In Napa at Last Light, Conaway chronicles the Halls’ relocation to Napa from Texas, where Craig made his real estate fortune and once owned the Dallas Cowboys. In Dallas, the Associated Press has reported, “Craig Hall’s role in the 1980s savings and loan crisis” included making “risky investments” during the savings and loan meltdown” that required a $300 million federal bailout. His lobbying of House Speaker Jim Wright triggered a congressional ethics investigation that drove Wright from office in 1989.
Rebounding from that scandal, Hall arrived in Napa where, according to Conaway, “they quickly became benefactors of charities, the arts, and political causes.” Being big Democratic Party donors during the 1990s helped make Kathryn Hall our ambassador to Austria during Bill Clinton’s scandal-scarred second term.
An Environmental “Hall-O-Caust?”
Since 2008, the Halls have been trying to expand their existing wine making operations in both Napa and Sonoma Counties by creating new vineyards on the Walt Ranch, a 2,300 site they purchased for $8 million in the Howell Mountains. Concerned neighbors and local environmentalists have opposed this project because it would require cutting down 14,000 trees, resulting in hill-side erosion and damage to Napa City’s drinking water supply.

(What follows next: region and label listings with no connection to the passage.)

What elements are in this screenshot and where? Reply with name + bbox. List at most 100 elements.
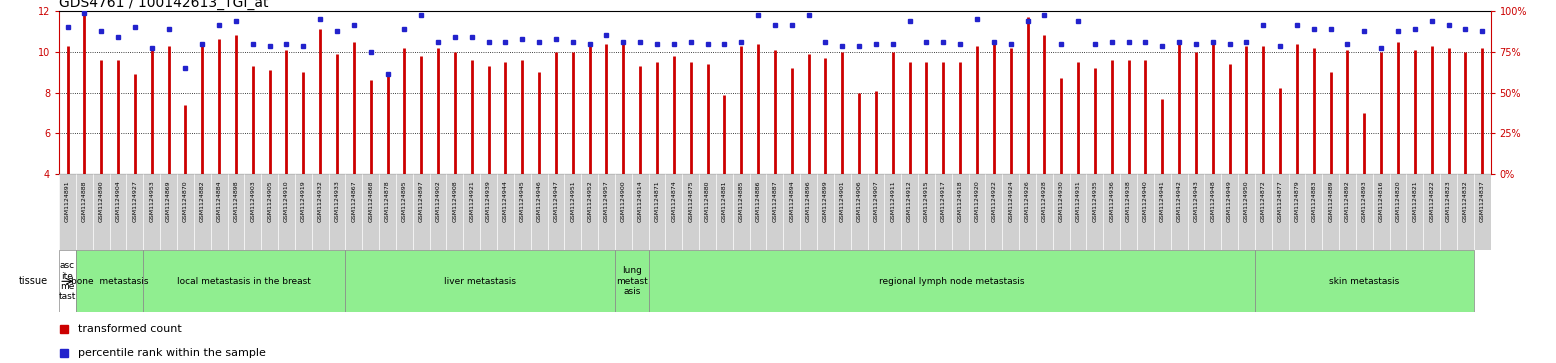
Text: GSM1124918: GSM1124918	[957, 180, 963, 222]
Bar	[1137, 174, 1155, 250]
Text: GSM1124816: GSM1124816	[1379, 180, 1383, 222]
Text: GSM1124930: GSM1124930	[1058, 180, 1064, 222]
Text: GSM1124920: GSM1124920	[974, 180, 979, 222]
Text: GSM1124832: GSM1124832	[1463, 180, 1467, 222]
Bar	[177, 174, 194, 250]
Bar	[296, 174, 311, 250]
Bar	[279, 174, 296, 250]
Text: GSM1124821: GSM1124821	[1413, 180, 1418, 222]
Text: GSM1124822: GSM1124822	[1430, 180, 1435, 222]
Bar	[918, 174, 935, 250]
Text: GSM1124945: GSM1124945	[520, 180, 524, 222]
Text: asc
ite
me
tast: asc ite me tast	[59, 261, 76, 301]
Text: GSM1124917: GSM1124917	[941, 180, 946, 222]
Text: GSM1124953: GSM1124953	[149, 180, 154, 222]
Bar	[632, 174, 649, 250]
Text: GSM1124941: GSM1124941	[1159, 180, 1165, 222]
Text: local metastasis in the breast: local metastasis in the breast	[177, 277, 311, 286]
Text: GSM1124932: GSM1124932	[317, 180, 322, 222]
Bar	[126, 174, 143, 250]
Bar	[935, 174, 952, 250]
Bar	[649, 174, 666, 250]
Text: GSM1124888: GSM1124888	[82, 180, 87, 222]
Bar	[345, 250, 615, 312]
Bar	[261, 174, 279, 250]
Bar	[1271, 174, 1288, 250]
Text: regional lymph node metastasis: regional lymph node metastasis	[879, 277, 1024, 286]
Bar	[93, 174, 109, 250]
Bar	[1323, 174, 1340, 250]
Bar	[244, 174, 261, 250]
Text: GSM1124949: GSM1124949	[1228, 180, 1232, 222]
Bar	[851, 174, 868, 250]
Bar	[1305, 174, 1323, 250]
Text: GSM1124895: GSM1124895	[401, 180, 406, 222]
Text: GSM1124948: GSM1124948	[1211, 180, 1215, 222]
Text: GSM1124912: GSM1124912	[907, 180, 912, 222]
Bar	[395, 174, 412, 250]
Bar	[1002, 174, 1019, 250]
Text: GSM1124908: GSM1124908	[453, 180, 457, 222]
Bar	[548, 174, 565, 250]
Bar	[750, 174, 767, 250]
Bar	[868, 174, 884, 250]
Text: GSM1124883: GSM1124883	[1312, 180, 1316, 222]
Bar	[1155, 174, 1170, 250]
Text: GSM1124900: GSM1124900	[621, 180, 626, 222]
Bar	[733, 174, 750, 250]
Bar	[901, 174, 918, 250]
Text: bone  metastasis: bone metastasis	[72, 277, 148, 286]
Bar	[1372, 174, 1390, 250]
Bar	[783, 174, 800, 250]
Bar	[447, 174, 464, 250]
Text: GSM1124823: GSM1124823	[1446, 180, 1452, 222]
Bar	[345, 174, 363, 250]
Text: GSM1124874: GSM1124874	[671, 180, 677, 222]
Bar	[884, 174, 901, 250]
Bar	[1340, 174, 1355, 250]
Bar	[1456, 174, 1474, 250]
Bar	[1221, 174, 1239, 250]
Bar	[160, 174, 177, 250]
Text: GSM1124933: GSM1124933	[335, 180, 339, 222]
Text: GSM1124875: GSM1124875	[688, 180, 692, 222]
Text: GSM1124878: GSM1124878	[384, 180, 391, 222]
Text: GSM1124899: GSM1124899	[823, 180, 828, 222]
Text: GSM1124880: GSM1124880	[705, 180, 710, 222]
Bar	[1069, 174, 1086, 250]
Text: skin metastasis: skin metastasis	[1329, 277, 1399, 286]
Bar	[1288, 174, 1305, 250]
Bar	[143, 250, 345, 312]
Text: GSM1124901: GSM1124901	[840, 180, 845, 222]
Text: GSM1124943: GSM1124943	[1193, 180, 1198, 222]
Bar	[716, 174, 733, 250]
Bar	[1239, 174, 1254, 250]
Bar	[1036, 174, 1053, 250]
Bar	[1355, 174, 1372, 250]
Bar	[1086, 174, 1103, 250]
Bar	[109, 174, 126, 250]
Bar	[817, 174, 834, 250]
Text: GSM1124891: GSM1124891	[65, 180, 70, 222]
Bar	[412, 174, 429, 250]
Bar	[1407, 174, 1424, 250]
Bar	[682, 174, 699, 250]
Bar	[496, 174, 513, 250]
Text: GSM1124922: GSM1124922	[991, 180, 996, 222]
Text: GSM1124889: GSM1124889	[1329, 180, 1333, 222]
Text: GSM1124884: GSM1124884	[216, 180, 221, 222]
Text: GSM1124871: GSM1124871	[655, 180, 660, 222]
Text: GSM1124894: GSM1124894	[789, 180, 794, 222]
Text: GSM1124867: GSM1124867	[352, 180, 356, 222]
Text: GSM1124926: GSM1124926	[1025, 180, 1030, 222]
Text: GSM1124946: GSM1124946	[537, 180, 541, 222]
Text: GSM1124951: GSM1124951	[571, 180, 576, 222]
Bar	[194, 174, 210, 250]
Bar	[952, 174, 968, 250]
Text: GSM1124950: GSM1124950	[1243, 180, 1249, 222]
Bar	[227, 174, 244, 250]
Bar	[1120, 174, 1137, 250]
Text: GSM1124940: GSM1124940	[1144, 180, 1148, 222]
Bar	[565, 174, 582, 250]
Bar	[311, 174, 328, 250]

As Conaway reports in his most recent book, critics “fear that houses will soon follow, vineyards having become stalking horses for serial McMansions and more ambitious development.”

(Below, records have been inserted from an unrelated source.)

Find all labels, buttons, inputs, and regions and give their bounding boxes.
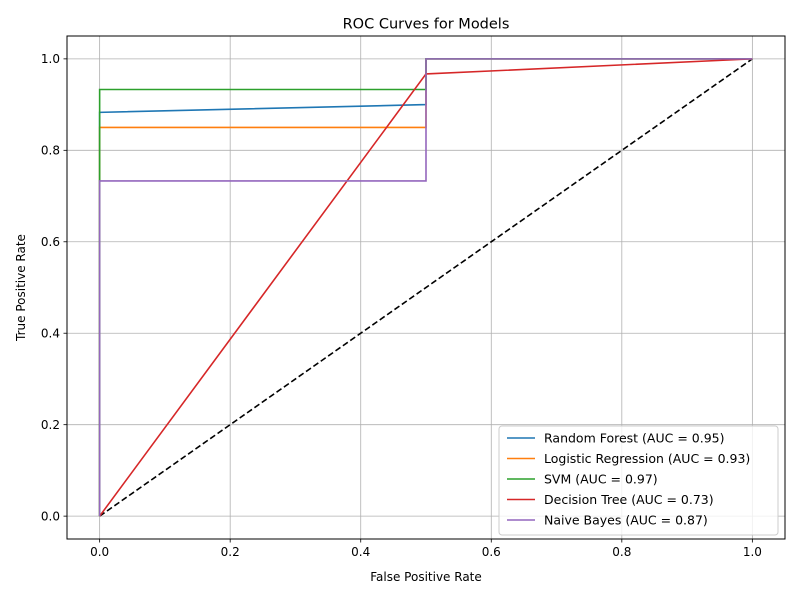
x-tick-label: 0.0 [90,545,109,559]
y-tick-label: 0.0 [41,509,60,523]
y-tick-label: 0.6 [41,235,60,249]
y-tick-label: 0.2 [41,418,60,432]
x-tick-label: 0.8 [612,545,631,559]
y-tick-label: 0.8 [41,144,60,158]
legend-label: Logistic Regression (AUC = 0.93) [544,451,750,466]
legend-label: Decision Tree (AUC = 0.73) [544,492,714,507]
ticks: 0.0 0.2 0.4 0.6 0.8 1.0 0.0 0.2 0.4 0.6 0.8 1.0 [41,52,762,559]
series-line-naive-bayes [98,58,753,517]
y-tick-label: 1.0 [41,52,60,66]
x-tick-label: 1.0 [743,545,762,559]
y-tick-label: 0.4 [41,327,60,341]
x-axis-label: False Positive Rate [370,570,482,584]
series-layer [98,58,753,517]
plot-frame [66,35,786,540]
legend-label: Random Forest (AUC = 0.95) [544,431,725,446]
x-tick-label: 0.6 [482,545,501,559]
legend-label: Naive Bayes (AUC = 0.87) [544,513,708,528]
chance-diagonal-line [99,58,753,517]
legend-box [498,425,779,536]
legend-label: SVM (AUC = 0.97) [544,472,658,487]
x-tick-label: 0.2 [221,545,240,559]
legend: Random Forest (AUC = 0.95) Logistic Regre… [498,425,779,536]
chart-title: ROC Curves for Models [343,17,510,33]
y-axis-label: True Positive Rate [14,234,28,342]
x-tick-label: 0.4 [351,545,370,559]
reference-line-layer [99,58,753,517]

The Halls are used to getting their way in wine country, even amid protestors brandishing signs warning their customers about “Chainsaw Wine” and an environmental “Hall-O-Caust.” According to Conaway, one of their earlier winery expansion schemes involved tearing down a nearby trailer court, thereby “eliminating a significant portion of St. Helena’s rare affordable housing.” Meanwhile, Craig and Kathryn live in a lavish home of their own– located above the Napa Valley resort known as Auberge du Soleil–where their house guests have included Bill and Hillary Clinton.
In 2016, the Halls lawyered up again and used their political clout and bottomless bank account to persuade county supervisors to back their plans for the Walt Ranch. But, as the San Jose Press-Democrat reported three months ago, foes of that project won a partial victory in what is now an 11-year legal battle,
A state appeals court ruled that “county officials did not properly show how preservation of an unspecified swath of woodlands on the site would offset the harm to the climate by the tree removals”—and sent the case back to a trial judge. Says Aruna Prabhala, a lawyer for the Center for Biological diversity:“We see this as a victory for the Napa forest.”

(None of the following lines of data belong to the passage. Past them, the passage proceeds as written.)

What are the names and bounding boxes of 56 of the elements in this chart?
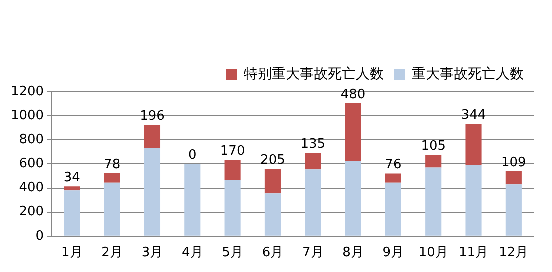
bar	[224, 180, 241, 236]
y-tick-label: 600	[19, 156, 44, 172]
x-tick-label: 8月	[342, 246, 364, 261]
x-tick-label: 5月	[222, 246, 244, 261]
bar	[466, 165, 482, 236]
y-tick-label: 1200	[10, 84, 44, 100]
bar	[224, 160, 241, 180]
bar	[466, 124, 482, 166]
data-label: 105	[421, 139, 446, 154]
x-tick-label: 9月	[382, 246, 404, 261]
x-tick-label: 7月	[302, 246, 324, 261]
bar	[144, 124, 161, 149]
bar	[104, 173, 120, 183]
data-label: 76	[385, 158, 402, 173]
x-tick-label: 4月	[182, 246, 204, 261]
data-label: 205	[260, 152, 286, 168]
bar	[426, 155, 442, 168]
bar	[64, 190, 80, 236]
data-label: 196	[140, 108, 165, 124]
bar	[506, 184, 522, 236]
legend-label: 重大事故死亡人数	[412, 66, 524, 83]
bar	[345, 161, 362, 236]
y-tick-label: 1000	[10, 108, 44, 124]
data-label: 344	[461, 108, 486, 123]
bar	[184, 164, 201, 236]
bar	[144, 148, 161, 236]
x-tick-label: 11月	[458, 246, 489, 261]
bar	[385, 174, 402, 183]
bar	[305, 153, 322, 170]
x-tick-label: 2月	[102, 246, 123, 261]
data-label: 135	[300, 137, 326, 152]
y-tick-label: 800	[19, 132, 44, 148]
data-label: 480	[340, 87, 366, 102]
data-label: 109	[502, 155, 526, 170]
bar	[345, 103, 362, 162]
x-tick-label: 12月	[499, 246, 529, 261]
bar	[104, 182, 120, 236]
bar	[264, 169, 281, 194]
bar	[305, 170, 322, 236]
data-label: 170	[220, 144, 246, 159]
x-tick-label: 3月	[142, 246, 164, 261]
bar	[426, 168, 442, 236]
legend-label: 特别重大事故死亡人数	[244, 66, 384, 83]
y-tick-label: 200	[19, 204, 44, 220]
x-tick-label: 6月	[262, 246, 284, 261]
y-tick-label: 0	[36, 228, 44, 244]
data-label: 34	[64, 170, 80, 186]
y-tick-label: 400	[19, 180, 44, 196]
bar	[264, 194, 281, 236]
x-tick-label: 10月	[418, 246, 448, 261]
data-label: 78	[104, 157, 121, 172]
bar	[385, 182, 402, 236]
bar	[506, 172, 522, 185]
x-tick-label: 1月	[62, 246, 83, 261]
data-label: 0	[188, 148, 197, 164]
bar	[64, 186, 80, 191]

In a phone interview this week, Conaway described the Halls’ overall environmental record as “appalling.” He warned that they remain committed to cutting “down thousands of oak trees, among them old oaks that are crucial to holding up the hillsides” on one of the largest remaining undeveloped tracts of oak forest, chaparral, and open meadow in the area. According to the author, “Napa Valley doesn’t need to lose whatever hillside it has left just to make another $900 cabernet for a billionaire’s vanity project.”
Conaway believes that the Buttigieg event hosted by the Halls illustrates how ultra-rich Californians cultivate friendly Democrats— as candidates for president or county supervisor. “Their wine cave,” he says, “is a wonderful metaphor for the ways in which these people are divorced from the average American.”